Возможно, если бы она не поехала с чекистами кататься на лодке в эту злополучную ночь, совсем иначе сложилась бы ее судьба, она могла остаться с Баланчиным и другими советскими танцовщиками в Европе и, возможно, приобрела бы мировую славу. Но она рано погибла и исчезла из истории. И тогда я решила описать в одной книге их биографии. Тем более что они были друзьями с детства и первыми партнерами на сцене.
В книге будут рассказаны истории семей, которые отправили своих детей в Императорское балетное училище, и им были уготованы такие разные судьбы: одна погибла молодой, другой стал знаменитым американским балетмейстером.
– Но что это было – убийство или несчастный случай?
– Как писатель, конечно, я хочу, чтобы это было убийство.
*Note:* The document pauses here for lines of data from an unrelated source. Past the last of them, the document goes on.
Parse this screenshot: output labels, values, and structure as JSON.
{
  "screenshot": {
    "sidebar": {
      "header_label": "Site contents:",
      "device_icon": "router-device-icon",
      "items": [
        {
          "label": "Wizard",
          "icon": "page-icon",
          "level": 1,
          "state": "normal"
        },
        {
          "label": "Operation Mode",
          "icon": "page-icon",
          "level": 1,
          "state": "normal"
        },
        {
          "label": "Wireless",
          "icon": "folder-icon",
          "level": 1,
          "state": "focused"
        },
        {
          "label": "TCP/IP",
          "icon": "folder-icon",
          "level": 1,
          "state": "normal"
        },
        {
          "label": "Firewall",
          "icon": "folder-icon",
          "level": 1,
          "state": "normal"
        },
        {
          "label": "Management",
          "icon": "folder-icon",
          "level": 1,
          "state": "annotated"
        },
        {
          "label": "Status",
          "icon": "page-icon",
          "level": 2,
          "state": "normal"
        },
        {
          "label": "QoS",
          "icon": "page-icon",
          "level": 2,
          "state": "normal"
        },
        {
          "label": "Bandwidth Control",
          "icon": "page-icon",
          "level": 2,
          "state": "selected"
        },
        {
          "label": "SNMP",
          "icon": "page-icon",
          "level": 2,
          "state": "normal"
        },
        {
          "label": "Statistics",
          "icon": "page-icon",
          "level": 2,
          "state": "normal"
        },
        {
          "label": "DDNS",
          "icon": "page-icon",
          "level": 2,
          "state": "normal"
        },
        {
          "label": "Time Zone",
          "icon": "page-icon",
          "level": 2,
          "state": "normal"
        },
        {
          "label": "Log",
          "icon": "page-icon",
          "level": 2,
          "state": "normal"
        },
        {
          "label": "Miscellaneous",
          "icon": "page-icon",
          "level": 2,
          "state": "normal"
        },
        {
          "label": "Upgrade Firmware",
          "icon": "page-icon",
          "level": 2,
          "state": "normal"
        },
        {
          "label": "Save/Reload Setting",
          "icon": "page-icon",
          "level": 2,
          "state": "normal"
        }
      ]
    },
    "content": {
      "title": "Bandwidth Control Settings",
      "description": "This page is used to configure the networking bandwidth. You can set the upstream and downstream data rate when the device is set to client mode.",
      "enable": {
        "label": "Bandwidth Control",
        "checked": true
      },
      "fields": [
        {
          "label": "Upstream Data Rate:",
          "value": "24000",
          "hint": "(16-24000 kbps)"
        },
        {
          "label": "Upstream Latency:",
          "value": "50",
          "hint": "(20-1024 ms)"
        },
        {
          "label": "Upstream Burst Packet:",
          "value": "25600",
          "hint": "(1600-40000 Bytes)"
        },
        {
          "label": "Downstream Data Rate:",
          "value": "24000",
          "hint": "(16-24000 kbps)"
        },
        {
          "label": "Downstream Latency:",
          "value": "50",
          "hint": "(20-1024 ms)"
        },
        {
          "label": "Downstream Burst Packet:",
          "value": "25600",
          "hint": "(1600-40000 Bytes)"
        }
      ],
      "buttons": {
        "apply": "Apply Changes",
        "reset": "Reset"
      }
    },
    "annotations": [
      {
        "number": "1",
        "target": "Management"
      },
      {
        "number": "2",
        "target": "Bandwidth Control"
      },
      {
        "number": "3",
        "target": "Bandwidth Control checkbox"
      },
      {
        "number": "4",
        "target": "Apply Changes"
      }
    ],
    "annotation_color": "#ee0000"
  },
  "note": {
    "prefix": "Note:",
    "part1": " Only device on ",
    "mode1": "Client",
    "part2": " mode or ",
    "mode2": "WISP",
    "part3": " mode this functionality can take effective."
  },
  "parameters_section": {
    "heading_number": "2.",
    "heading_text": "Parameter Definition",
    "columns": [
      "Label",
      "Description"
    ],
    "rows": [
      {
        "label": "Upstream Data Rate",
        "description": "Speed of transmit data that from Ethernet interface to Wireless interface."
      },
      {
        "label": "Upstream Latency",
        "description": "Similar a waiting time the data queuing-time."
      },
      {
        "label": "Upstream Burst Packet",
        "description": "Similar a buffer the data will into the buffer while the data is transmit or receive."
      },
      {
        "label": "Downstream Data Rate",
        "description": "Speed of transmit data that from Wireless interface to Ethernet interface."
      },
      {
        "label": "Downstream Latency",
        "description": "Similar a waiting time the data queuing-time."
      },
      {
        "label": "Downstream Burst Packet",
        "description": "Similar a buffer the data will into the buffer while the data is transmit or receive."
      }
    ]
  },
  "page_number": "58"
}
Кстати, многие ее ровесники были уверены в этом. Она рано сформировалась как женщина, у нее была прекрасная фигура. И конечно, были поклонники, в том числе и чекисты, которые приглашали ее на разные закрытые вечера. Друзья говорили: не ходи, они страшные люди. Но она не слушала. Говорят, с одним из них у нее был роман. Он оказывал влияние на решения руководства о том, какие роли каким артистам играть в театре. Она зависела от него. Я думаю, что катастрофа была подстроена. Ведь погибла только она. А в лодке вместе с ней были еще несколько человек. Я хочу докопаться до истины. Не знаю, удастся ли мне это. Я работаю над этой книгой уже три года. Но в ваших музеях и архивах я нашла много нового материала.
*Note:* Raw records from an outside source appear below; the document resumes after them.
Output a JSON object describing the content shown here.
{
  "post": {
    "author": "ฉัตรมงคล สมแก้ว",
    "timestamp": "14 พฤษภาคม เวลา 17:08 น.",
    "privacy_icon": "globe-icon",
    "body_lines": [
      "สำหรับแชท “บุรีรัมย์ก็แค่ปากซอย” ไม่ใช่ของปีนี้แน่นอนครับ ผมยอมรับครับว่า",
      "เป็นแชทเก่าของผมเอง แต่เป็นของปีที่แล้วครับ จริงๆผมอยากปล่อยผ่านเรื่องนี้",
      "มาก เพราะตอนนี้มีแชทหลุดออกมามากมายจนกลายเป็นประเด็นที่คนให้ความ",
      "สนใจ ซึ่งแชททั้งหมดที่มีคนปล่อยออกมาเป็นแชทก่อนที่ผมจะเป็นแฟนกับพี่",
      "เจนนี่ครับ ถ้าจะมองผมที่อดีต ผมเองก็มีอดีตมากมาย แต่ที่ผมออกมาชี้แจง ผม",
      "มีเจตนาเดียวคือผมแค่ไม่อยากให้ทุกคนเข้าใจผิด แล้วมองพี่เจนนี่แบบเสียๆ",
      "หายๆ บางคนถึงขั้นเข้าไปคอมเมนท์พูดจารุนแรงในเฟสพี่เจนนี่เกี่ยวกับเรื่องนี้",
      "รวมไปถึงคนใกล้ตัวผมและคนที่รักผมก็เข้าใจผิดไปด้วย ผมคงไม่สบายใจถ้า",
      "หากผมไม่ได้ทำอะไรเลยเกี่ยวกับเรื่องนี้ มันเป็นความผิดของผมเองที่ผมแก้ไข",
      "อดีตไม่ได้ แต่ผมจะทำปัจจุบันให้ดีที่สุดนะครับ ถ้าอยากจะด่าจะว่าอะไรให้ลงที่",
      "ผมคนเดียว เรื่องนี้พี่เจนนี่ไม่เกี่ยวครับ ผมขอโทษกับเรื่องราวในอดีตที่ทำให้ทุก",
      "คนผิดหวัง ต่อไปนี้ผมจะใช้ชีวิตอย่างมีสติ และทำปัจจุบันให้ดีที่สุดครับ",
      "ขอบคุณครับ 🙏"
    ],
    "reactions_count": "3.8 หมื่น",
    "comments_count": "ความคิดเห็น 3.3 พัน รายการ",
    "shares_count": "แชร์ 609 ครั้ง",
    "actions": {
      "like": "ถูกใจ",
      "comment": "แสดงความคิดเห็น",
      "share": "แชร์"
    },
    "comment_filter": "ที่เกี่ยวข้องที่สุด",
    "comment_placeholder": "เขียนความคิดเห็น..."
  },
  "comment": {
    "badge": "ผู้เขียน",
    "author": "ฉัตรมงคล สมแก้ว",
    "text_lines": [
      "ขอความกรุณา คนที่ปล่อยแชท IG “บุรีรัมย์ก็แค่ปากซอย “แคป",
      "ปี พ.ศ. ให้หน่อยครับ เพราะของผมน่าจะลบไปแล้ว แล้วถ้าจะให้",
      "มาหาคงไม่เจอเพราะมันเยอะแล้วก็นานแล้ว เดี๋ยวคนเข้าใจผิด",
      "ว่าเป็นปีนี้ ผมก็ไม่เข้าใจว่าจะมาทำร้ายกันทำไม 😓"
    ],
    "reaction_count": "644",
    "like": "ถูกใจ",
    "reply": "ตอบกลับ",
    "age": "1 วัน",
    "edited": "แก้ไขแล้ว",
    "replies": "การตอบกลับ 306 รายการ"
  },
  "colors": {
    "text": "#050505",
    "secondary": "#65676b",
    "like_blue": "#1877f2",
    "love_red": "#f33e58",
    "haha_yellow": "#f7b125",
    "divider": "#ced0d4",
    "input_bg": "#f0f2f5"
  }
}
– Как в России и как в Америке отнеслись к вашим архивным поискам и вашей идее докопаться до истины в этой детективной истории? И чем общение с русскими отличается от общения с американцами?
– Здесь люди почти такие же, как в Нью-Йорке, общительные, спонтанные, страстные, у них на все есть свое мнение. В Америке многие говорили мне: «Боже мой, ты сумасшедшая! Тебе интересна эта далекая страна Россия, какой-то Баланчин, какая-то давно умершая балерина…» А с русскими общаться – удовольствие. Правда, некоторые отнеслись к моим поискам насторожено, решив, что у меня есть какая-то корыстная цель. Например, родственники Лидии, живущие в Петербурге, отказались говорить со мной, потому что я иностранка. Одна из ее родственниц сказала: «А как вы можете поставить рядом трагедию и американский успех?» Но мне отрадно, что большинство рады были мне помочь. Хотя, конечно, в ваши архивы попасть непросто. Я была в архиве Министерства внутренних дел, сидела в очереди 75-й. Молодая сотрудница предложила оставить письменный запрос и попросила мой адрес, сказала, что со мной свяжутся. И вот я жду. Но зато у меня получился дивный разговор с директором Исторического архива Петербурга. Он читал мне стихи Есенина, Маяковского. И я еще раз убедилась, насколько петербуржцы страстно обожают литературу, нигде я такого не встречала. Культура так важна для вас.